Ultimately, the series has been a slow seller and has struggled to attract the interest Airbus may have initially predicted.

However, some analysts would argue this isn’t as big of a problem as if this was a clean sheet. Clean sheets incur substantial costs thanks to the amount of resources they require.

While re-engines and advancements in existing models still cost money and require resources, they aren’t nearly as much and can be a low-risk option.

Since the A330neos launch, it has lost out to the Boeing 787 in orders and overall interest. Despite problems with the Boeing 787 series and internal issues at Boeing, the Dreamliner has still been a favourable aircraft.

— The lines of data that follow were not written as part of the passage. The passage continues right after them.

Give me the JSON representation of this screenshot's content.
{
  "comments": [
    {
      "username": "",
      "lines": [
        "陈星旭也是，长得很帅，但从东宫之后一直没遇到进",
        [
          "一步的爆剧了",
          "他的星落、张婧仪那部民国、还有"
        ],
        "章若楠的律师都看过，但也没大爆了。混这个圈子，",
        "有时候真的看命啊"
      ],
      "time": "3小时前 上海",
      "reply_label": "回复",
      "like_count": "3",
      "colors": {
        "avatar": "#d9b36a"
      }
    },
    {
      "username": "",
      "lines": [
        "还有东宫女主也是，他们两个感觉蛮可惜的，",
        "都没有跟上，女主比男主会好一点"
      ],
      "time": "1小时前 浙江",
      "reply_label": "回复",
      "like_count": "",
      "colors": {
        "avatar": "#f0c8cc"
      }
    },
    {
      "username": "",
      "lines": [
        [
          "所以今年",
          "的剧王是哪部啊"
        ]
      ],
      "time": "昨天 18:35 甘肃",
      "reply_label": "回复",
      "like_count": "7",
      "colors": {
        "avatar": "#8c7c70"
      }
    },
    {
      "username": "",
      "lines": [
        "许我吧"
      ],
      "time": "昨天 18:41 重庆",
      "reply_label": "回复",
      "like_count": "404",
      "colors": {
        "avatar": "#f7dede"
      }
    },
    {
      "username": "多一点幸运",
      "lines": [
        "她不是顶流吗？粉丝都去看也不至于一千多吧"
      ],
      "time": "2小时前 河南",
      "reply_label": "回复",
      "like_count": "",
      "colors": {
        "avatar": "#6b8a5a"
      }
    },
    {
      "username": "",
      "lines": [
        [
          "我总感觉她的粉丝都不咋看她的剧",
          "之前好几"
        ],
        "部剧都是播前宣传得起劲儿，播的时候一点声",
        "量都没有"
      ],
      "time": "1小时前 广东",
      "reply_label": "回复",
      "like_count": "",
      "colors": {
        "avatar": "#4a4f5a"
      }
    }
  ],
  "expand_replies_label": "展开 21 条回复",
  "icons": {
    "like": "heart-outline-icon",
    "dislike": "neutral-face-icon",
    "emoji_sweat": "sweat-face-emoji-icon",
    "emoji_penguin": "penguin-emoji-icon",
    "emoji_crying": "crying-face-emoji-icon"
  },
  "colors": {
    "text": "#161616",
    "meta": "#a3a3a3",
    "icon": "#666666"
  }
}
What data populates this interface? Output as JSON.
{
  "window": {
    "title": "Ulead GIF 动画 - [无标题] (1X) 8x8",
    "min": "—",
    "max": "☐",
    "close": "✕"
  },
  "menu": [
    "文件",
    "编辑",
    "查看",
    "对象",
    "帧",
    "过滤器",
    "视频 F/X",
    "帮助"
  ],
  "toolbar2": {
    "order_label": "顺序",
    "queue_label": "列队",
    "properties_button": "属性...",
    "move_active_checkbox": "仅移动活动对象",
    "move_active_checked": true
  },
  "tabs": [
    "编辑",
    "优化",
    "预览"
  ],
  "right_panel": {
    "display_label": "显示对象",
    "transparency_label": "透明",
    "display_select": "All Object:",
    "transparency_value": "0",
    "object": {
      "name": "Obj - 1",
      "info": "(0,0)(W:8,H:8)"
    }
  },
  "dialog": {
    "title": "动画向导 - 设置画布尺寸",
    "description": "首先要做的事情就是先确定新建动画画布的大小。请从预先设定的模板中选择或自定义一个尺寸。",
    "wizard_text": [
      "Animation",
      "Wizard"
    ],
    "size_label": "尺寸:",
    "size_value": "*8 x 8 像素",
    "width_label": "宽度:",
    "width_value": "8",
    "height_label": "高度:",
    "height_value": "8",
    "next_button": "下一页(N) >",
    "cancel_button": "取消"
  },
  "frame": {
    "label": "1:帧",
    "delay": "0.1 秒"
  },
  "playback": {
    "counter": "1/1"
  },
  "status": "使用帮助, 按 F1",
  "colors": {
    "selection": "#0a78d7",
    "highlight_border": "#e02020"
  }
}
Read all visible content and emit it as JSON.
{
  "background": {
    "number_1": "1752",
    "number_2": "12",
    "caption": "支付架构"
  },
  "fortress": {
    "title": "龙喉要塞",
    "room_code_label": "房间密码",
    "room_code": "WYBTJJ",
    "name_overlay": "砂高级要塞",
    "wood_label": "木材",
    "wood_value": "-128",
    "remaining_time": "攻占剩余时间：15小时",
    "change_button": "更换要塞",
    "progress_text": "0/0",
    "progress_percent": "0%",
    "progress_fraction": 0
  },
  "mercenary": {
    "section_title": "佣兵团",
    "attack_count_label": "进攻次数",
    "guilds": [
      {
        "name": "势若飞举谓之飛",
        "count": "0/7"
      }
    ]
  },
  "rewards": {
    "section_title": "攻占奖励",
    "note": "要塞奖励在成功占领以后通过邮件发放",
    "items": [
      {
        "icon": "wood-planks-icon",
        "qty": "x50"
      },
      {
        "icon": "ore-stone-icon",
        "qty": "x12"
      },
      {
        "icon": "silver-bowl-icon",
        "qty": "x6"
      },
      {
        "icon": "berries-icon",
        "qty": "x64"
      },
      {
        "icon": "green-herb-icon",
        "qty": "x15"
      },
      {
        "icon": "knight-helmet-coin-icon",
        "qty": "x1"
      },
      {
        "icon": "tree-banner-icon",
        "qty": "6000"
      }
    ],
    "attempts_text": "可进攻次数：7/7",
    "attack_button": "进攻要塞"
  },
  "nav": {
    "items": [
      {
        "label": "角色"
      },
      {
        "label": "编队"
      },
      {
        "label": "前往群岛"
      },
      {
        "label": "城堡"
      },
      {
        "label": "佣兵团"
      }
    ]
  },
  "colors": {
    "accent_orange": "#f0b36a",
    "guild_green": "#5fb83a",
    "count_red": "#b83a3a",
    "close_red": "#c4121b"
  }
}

Exploring A330neo Operators And Orders

Airbus has struggled to find genuine buyers for the A330neo, especially the smallest A330-800.

With just over 100 A330neos in service across 20+ operators, the aircraft’s biggest operators include the likes of Delta, TAP Air Portugal and Condor, to name a few.

However, away from these companies of operational aircraft, the commitments are minimal, with the series becoming increasingly popular for smaller and niche-based airlines.

How Boeing Has An Advantage

The Airbus A330neo’s future in the aviation industry appears to be a curious case for many.

Airlines will always look for new aircraft, especially as they prepare for future growth. However, how many opt for the A330neo is another question that remains unanswered and will only come with time.

Some carriers favour the three available variants of the Boeing 787 series. This means when exploring an A330 replacement, they’ll opt for the Dreamliner thanks to the fantastic options.

However, another important contributing factor is the high chance the interested party is already flying a variant of the Dreamliner.

Take a look at Qantas, for example. The Australian flag carrier was looking to replace its Airbus A330ceos with an aircraft, and while Airbus pitched the A330neo to keep in line with fleet commonality, it opted for additional 787s.

A Risky Investment?

Analysts would argue that the A330neo would hardly perform quite like the A330ceo did within the market. However, equally, the manufacturer was likely aware of this.

The launch of an A330neo was a quick solution to mitigate the losses felt by the growing 787 from Boeing. Additionally, it could be released on the cheap with it not being a clean sheet.

Airbus would let the A330neo grow within the market, expecting minimal orders each year but commitments that would justify the investment over time.

In some cases, the A330neo can be described as underwhelming. Some will look towards the A330-800’s poor performance, with the -900 taking most orders.

However, the A330neo remains a low-risk aircraft for Airbus to compete in a sector it couldn’t allow Boeing to run away with altogether.